The campus hook-up culture of pro forma micro-relationships—a world of mile-wide and inch-deep unions—isn’t that tantalizing for many, either. Just remember: You must not care! You must not get mired in a sexual relationship that would involve deepening intimacy and, with it, attachment, and risk. True, some variation on free love and illusions of “no strings attached” sex was a strain (much criticized) in 1970s culture. But at least it was tied to a self-conscious utopian principle, however naive, that it promoted a social ideal of personal freedom, liberation from marital convention, and a quest for mutual pleasures.

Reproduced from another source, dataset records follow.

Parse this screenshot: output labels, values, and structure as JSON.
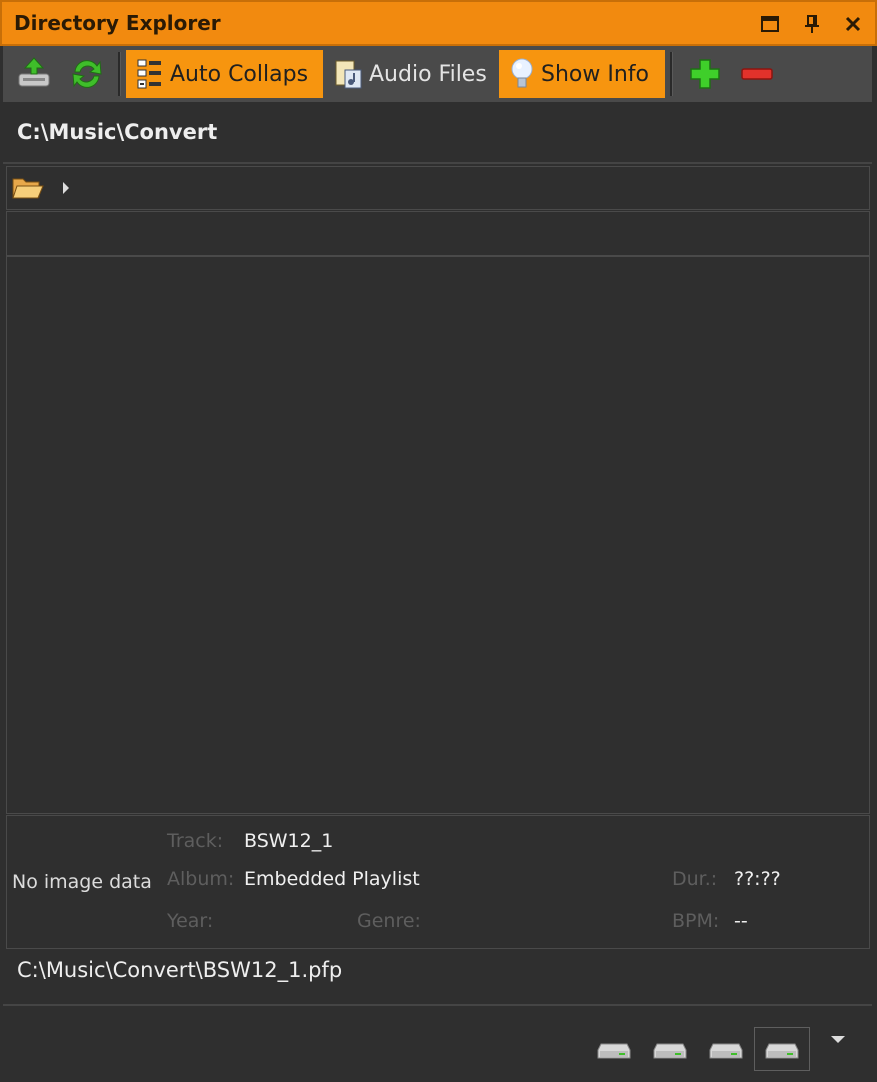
{
  "window": {
    "title": "Directory Explorer"
  },
  "toolbar": {
    "auto_collapse_label": "Auto Collaps",
    "audio_files_label": "Audio Files",
    "show_info_label": "Show Info"
  },
  "current_path": "C:\\Music\\Convert",
  "info": {
    "no_image_text": "No image data",
    "track_label": "Track:",
    "track_value": "BSW12_1",
    "album_label": "Album:",
    "album_value": "Embedded Playlist",
    "year_label": "Year:",
    "genre_label": "Genre:",
    "duration_label": "Dur.:",
    "duration_value": "??:??",
    "bpm_label": "BPM:",
    "bpm_value": "--"
  },
  "selected_file_path": "C:\\Music\\Convert\\BSW12_1.pfp",
  "colors": {
    "accent": "#f28a0f",
    "toggle_on": "#f7950f",
    "background": "#2f2f2f"
  }
}
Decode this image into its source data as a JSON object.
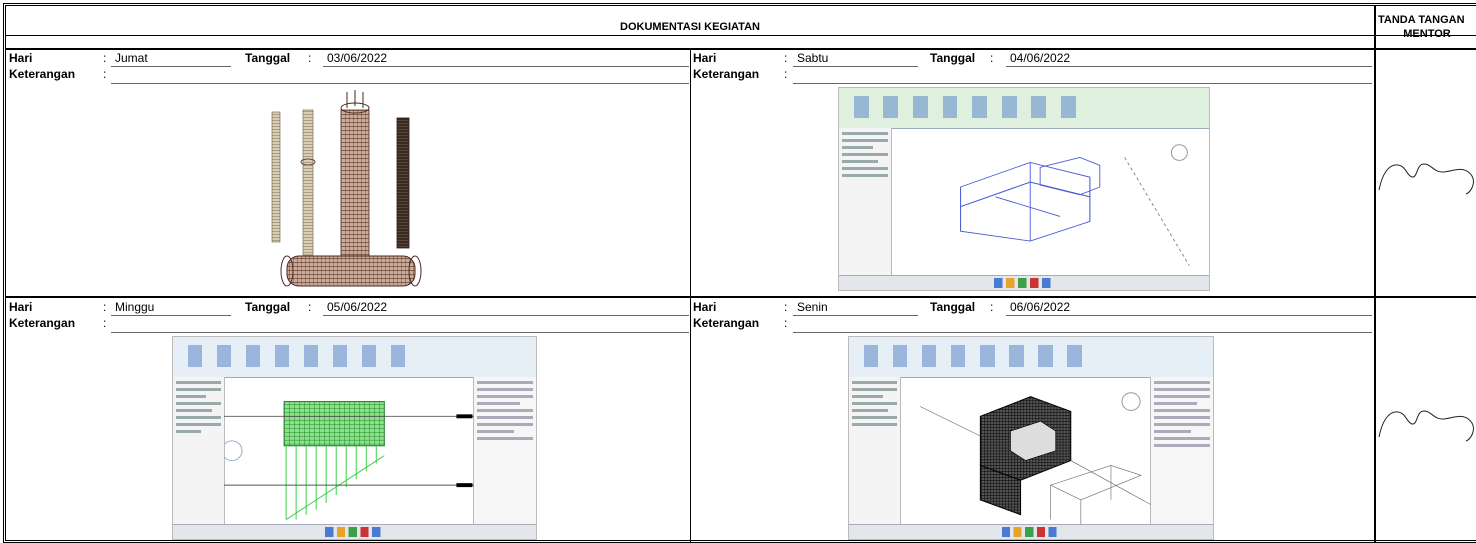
{
  "header": {
    "title": "DOKUMENTASI KEGIATAN",
    "mentor_line1": "TANDA TANGAN",
    "mentor_line2": "MENTOR"
  },
  "labels": {
    "hari": "Hari",
    "tanggal": "Tanggal",
    "keterangan": "Keterangan",
    "colon": ":"
  },
  "entries": [
    {
      "hari": "Jumat",
      "tanggal": "03/06/2022",
      "keterangan": "",
      "image": "rebar-column-cages-3d"
    },
    {
      "hari": "Sabtu",
      "tanggal": "04/06/2022",
      "keterangan": "",
      "image": "revit-wireframe-building-view"
    },
    {
      "hari": "Minggu",
      "tanggal": "05/06/2022",
      "keterangan": "",
      "image": "revit-green-rebar-section-view"
    },
    {
      "hari": "Senin",
      "tanggal": "06/06/2022",
      "keterangan": "",
      "image": "revit-black-rebar-3d-view"
    }
  ],
  "colors": {
    "border": "#000000",
    "rebar": "#6b4a3a",
    "wire": "#4a5bd4",
    "green_rebar": "#3fd04a"
  }
}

I get the sense that the hook-up culture today is more just the expedient fashion of a larger postmodern culture that borders on collectively sociopathic in its attachment issues.
Where do you go? Mainstream sexual culture isn’t imprinted with a sex-positive, feminist stance. It seems caught between a misogynistic regime of abstinence and a misogynistic regime of hip, undeluded, toughness and in-your-face abrasiveness that passes as outré, emancipatory candor (I pick up my free city paper today, browse its pages, and encounter this putatively cool, abrading, out-there headline: “How to Eat Pussy Like a Porn Star”).
So, yes, I miss the 1970s. I don’t know exactly what “muskrat love” is, but I bet I’d prefer it to 21st-century sexual cruelty.